In a motion filed in 1960 to change his name, Kingsland’s parents said of their 17-year-old son: “in order to more successfully pursue his career in the field of literature and languages, which are his chief interests, it would be to his benefit to assume the name of William M. Kingsland, as this name has a more literary sounding and flavor.”

The family was then living at 1420 Grand Concourse in the Bronx. Reached by phone, the attorney who made the motion for Kingsland’s name change, Zoltan Neumark, recalled a quiet young man who “had an idea he wanted an aristocratic name.” Kingsland would later tell close friends his middle initials stood for “Milliken” and “Vanderbilt.”

Four years earlier, when he was almost 13, a precocious Melvyn Kohn wrote a letter of the New York Times to comment on King Louis XIV’s long coat and ornate wig — and quoted Thackeray. At age 18, Kingsland again wrote to the Times, weighing in on the ownership of the Elgin Marbles.

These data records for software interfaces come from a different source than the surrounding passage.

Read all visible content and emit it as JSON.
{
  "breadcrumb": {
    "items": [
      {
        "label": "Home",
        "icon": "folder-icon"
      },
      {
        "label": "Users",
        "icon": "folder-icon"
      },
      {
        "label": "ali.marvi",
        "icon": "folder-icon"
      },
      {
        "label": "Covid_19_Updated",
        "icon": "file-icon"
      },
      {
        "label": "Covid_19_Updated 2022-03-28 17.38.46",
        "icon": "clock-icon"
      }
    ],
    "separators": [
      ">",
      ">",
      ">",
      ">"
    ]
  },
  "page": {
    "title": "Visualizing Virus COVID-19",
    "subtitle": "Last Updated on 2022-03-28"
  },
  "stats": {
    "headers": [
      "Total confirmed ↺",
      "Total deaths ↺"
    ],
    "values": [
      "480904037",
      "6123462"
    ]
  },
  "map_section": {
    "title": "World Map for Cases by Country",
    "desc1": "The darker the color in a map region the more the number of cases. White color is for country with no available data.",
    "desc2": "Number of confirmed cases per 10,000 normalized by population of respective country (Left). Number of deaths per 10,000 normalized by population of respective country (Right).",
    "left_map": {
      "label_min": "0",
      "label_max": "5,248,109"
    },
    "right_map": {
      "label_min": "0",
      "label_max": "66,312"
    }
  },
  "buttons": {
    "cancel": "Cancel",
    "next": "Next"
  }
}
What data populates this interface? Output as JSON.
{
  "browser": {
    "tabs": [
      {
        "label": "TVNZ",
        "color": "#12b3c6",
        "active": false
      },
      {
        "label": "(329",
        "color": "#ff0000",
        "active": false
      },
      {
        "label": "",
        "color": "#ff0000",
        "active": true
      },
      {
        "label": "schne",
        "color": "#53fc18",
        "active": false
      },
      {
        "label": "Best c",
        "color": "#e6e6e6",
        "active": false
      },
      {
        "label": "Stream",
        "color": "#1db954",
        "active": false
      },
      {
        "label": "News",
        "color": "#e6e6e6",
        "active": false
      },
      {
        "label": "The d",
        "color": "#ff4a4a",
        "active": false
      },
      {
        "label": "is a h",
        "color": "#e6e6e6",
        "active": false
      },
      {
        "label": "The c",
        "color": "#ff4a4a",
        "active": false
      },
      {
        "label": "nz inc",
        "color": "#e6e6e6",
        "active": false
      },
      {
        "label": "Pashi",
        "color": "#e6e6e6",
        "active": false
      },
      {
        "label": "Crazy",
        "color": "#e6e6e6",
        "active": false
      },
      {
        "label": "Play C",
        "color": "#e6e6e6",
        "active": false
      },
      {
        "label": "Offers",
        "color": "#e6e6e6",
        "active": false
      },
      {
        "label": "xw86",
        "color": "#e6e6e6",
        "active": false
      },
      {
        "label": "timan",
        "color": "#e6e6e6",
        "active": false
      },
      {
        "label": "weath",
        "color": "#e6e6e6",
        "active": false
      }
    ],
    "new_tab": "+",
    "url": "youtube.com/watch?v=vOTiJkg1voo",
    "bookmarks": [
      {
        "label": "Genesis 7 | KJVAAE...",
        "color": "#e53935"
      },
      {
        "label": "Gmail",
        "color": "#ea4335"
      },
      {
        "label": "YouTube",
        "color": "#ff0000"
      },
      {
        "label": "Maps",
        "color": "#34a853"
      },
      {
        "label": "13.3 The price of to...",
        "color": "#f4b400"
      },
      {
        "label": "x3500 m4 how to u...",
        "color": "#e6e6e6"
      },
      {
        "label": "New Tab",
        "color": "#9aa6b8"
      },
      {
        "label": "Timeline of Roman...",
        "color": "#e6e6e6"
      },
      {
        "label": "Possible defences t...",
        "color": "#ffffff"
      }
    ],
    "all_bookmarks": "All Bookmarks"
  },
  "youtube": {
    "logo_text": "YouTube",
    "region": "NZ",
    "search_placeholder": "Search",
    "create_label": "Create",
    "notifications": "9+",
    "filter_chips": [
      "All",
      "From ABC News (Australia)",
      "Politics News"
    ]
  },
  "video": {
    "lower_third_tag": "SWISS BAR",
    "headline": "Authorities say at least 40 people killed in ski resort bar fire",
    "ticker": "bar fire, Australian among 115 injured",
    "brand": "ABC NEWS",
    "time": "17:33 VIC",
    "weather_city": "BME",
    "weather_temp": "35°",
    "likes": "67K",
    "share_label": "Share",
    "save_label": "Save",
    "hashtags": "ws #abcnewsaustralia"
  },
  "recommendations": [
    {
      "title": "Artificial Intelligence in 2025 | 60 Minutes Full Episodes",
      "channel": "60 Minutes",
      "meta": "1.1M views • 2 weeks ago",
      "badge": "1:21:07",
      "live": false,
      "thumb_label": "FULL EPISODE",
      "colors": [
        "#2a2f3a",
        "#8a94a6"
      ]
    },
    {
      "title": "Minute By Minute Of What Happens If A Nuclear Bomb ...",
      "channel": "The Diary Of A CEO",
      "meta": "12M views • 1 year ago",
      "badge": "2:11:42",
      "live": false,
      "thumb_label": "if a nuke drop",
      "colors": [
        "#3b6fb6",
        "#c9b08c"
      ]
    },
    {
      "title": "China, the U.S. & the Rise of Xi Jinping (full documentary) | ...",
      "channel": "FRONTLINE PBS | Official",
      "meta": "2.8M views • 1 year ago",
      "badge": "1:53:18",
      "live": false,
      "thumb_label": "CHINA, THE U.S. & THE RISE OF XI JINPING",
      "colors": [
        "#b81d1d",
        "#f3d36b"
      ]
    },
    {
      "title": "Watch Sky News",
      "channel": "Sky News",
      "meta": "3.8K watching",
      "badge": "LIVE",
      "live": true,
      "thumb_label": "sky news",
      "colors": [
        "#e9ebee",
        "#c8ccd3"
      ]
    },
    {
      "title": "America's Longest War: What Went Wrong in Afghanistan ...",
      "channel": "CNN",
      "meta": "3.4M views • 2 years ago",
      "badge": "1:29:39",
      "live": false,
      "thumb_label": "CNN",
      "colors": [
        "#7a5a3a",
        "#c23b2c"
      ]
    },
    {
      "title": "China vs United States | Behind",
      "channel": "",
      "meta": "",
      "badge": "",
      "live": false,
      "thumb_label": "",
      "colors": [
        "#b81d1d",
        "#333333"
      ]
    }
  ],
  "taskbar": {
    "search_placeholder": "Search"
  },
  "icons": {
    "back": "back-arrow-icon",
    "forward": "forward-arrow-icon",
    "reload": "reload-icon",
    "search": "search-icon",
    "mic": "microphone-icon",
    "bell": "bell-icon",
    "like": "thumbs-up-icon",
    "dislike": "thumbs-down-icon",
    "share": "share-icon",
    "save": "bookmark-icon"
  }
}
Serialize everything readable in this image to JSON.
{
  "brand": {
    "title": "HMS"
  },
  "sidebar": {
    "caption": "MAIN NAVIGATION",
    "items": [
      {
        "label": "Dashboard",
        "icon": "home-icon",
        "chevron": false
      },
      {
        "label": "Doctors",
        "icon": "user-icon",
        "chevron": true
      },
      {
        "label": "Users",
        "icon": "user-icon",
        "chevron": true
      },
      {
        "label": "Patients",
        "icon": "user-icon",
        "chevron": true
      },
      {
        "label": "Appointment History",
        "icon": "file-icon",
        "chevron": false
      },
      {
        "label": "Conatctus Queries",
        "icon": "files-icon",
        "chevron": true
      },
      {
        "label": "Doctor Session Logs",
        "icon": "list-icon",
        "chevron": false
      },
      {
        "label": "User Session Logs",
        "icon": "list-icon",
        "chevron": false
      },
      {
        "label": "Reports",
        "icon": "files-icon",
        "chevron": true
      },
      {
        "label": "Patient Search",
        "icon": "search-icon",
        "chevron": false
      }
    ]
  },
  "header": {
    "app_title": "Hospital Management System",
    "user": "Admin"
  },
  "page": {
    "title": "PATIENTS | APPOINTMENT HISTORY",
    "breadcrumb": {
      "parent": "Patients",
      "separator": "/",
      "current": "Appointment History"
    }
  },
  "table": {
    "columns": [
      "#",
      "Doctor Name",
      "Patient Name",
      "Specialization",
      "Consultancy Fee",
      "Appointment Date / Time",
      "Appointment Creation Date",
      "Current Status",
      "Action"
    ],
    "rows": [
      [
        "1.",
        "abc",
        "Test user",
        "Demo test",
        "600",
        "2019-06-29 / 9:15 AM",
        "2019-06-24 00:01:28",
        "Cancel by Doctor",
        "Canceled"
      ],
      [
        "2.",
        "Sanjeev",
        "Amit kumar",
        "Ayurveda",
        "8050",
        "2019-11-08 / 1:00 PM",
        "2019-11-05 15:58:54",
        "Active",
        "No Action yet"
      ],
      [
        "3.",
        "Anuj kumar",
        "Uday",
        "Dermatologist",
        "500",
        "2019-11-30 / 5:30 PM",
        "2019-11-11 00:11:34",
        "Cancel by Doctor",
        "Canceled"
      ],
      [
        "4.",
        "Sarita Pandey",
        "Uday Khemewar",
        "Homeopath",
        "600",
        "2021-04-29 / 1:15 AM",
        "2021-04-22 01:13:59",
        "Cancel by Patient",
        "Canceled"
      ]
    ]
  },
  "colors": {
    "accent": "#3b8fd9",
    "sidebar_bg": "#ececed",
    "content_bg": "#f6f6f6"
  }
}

Ms. Linder said his parents kept to themselves mostly and did not speak much about their son. None of Kingsland’s close friends apparently knew his name had been Kohn. He was someone “could only exist in a large urban landscape,” said the artist James Dowell, who recalled Kingsland’s white painter’s cap. “On numerous walking trips around the Upper East Side, he showed me “where every neighborhood nabob lived.”

Meanwhile, another genealogical chart is being updated. Ms. Corn and Mr. Joslyn, who first met in Tarrytown at a genealogical gathering, are engaged to be married.